Al igual que Francisco, Clara cree firmemente en la acción del Espíritu en sí misma y en cada una de las hermanas; por eso todas han de desear, más que otra cosa alguna, «poseer el espíritu del Señor y su santa operación» (RCl 10,9). Precisamente con el fin de hallar y proteger esa libertad se ha encerrado con las hermanas en rigurosa clausura, como se expresa el cardenal Rinaldo en el decreto de aprobación de la Regla: «Habéis elegido llevar vida encerrada en cuanto al cuerpo y servir al Señor en suma pobreza, para poder dedicaros a él con el espíritu libre».

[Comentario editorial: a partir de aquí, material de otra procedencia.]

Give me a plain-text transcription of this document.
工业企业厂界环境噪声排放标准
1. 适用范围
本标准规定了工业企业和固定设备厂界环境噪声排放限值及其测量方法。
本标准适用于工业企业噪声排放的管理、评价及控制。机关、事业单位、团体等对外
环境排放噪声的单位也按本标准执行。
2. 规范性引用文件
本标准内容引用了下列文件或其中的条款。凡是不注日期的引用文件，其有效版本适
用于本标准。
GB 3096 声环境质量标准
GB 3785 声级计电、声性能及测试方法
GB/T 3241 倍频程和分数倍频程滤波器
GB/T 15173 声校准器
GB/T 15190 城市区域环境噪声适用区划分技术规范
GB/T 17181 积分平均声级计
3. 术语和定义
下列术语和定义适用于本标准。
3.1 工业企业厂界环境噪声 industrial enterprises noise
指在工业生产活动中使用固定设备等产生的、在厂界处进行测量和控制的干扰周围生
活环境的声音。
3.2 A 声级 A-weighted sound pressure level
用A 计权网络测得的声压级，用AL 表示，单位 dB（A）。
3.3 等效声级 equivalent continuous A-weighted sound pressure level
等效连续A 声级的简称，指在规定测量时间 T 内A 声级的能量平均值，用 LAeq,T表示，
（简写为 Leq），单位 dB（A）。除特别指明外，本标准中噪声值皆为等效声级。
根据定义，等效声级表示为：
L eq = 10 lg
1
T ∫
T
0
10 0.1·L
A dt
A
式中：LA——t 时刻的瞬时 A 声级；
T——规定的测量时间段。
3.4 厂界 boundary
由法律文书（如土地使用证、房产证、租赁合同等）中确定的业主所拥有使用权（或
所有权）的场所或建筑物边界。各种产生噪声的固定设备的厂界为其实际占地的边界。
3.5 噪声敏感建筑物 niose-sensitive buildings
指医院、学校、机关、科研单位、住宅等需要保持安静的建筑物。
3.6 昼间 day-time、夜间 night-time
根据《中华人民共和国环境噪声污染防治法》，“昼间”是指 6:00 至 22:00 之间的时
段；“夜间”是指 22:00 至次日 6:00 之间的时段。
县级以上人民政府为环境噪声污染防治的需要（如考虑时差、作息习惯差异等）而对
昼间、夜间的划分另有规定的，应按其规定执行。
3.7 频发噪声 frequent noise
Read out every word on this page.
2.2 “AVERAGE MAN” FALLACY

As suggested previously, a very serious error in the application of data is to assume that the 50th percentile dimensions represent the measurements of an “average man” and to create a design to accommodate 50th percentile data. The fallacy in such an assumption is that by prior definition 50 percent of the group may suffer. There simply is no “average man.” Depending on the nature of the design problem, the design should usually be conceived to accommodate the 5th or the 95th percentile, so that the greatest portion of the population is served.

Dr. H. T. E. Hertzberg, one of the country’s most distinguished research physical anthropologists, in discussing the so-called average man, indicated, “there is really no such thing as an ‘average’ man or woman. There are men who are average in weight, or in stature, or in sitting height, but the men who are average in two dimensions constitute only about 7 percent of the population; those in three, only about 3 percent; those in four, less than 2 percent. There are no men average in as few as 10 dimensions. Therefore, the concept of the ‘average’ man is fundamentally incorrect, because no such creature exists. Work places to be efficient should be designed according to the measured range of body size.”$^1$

Esta libertad de espíritu, opuesta al servilismo de las formas, aparece en muchos lugares de la Regla de santa Clara, como asimismo un sentido genuinamente evangélico de moderación y de discreción.

Pero semejante clima de confianza en la rectitud de los componentes de la fraternidad carecería de sentido sin el presupuesto de contar con hermanos y hermanas «espirituales», es decir, que se dejan guiar por el Espíritu y no por el propio egoísmo, pobres y desapropiados internamente. Sólo así podemos comprender esa especie de salvoconducto dado al hermano León: «Cualquiera que sea el modo que mejor te parezca de agradar al Señor Dios y seguir sus huellas y pobreza, hazlo con la bendición del Señor Dios y con mi obediencia».

El 15 de agosto de 1982, escribió Juan Pablo II a los cuatro ministros generales de la familia franciscana: «Francisco no emplea casi nunca la palabra libertad, pero su vida entera fue, en realidad, una extraordinaria expresión de la libertad evangélica. Todas sus actitudes e iniciativas testimonian la libertad interior y la espontaneidad de un hombre que ha hecho de la caridad su ley suprema y que se ha centrado perfectamente en Dios... La libertad de Francisco no se opone a la obediencia a la Iglesia y aun a "toda humana criatura"; al contrario, brota precisamente de ella. En él brilla con luz singular el ideal originario del hombre, de ser libre y soberano del universo en la obediencia a Dios... La libertad de Francisco es, además y sobre todo, fruto de su pobreza voluntaria...».

Es el amor el que -como enseña san Pablo- impedirá que la libertad cristiana degenere en autarquía desordenada. Una libertad animada por la caridad nos lleva a hacernos esclavos los unos de los otros, estableciendo una porfía de servicio recíproco (Gál 5,13-15).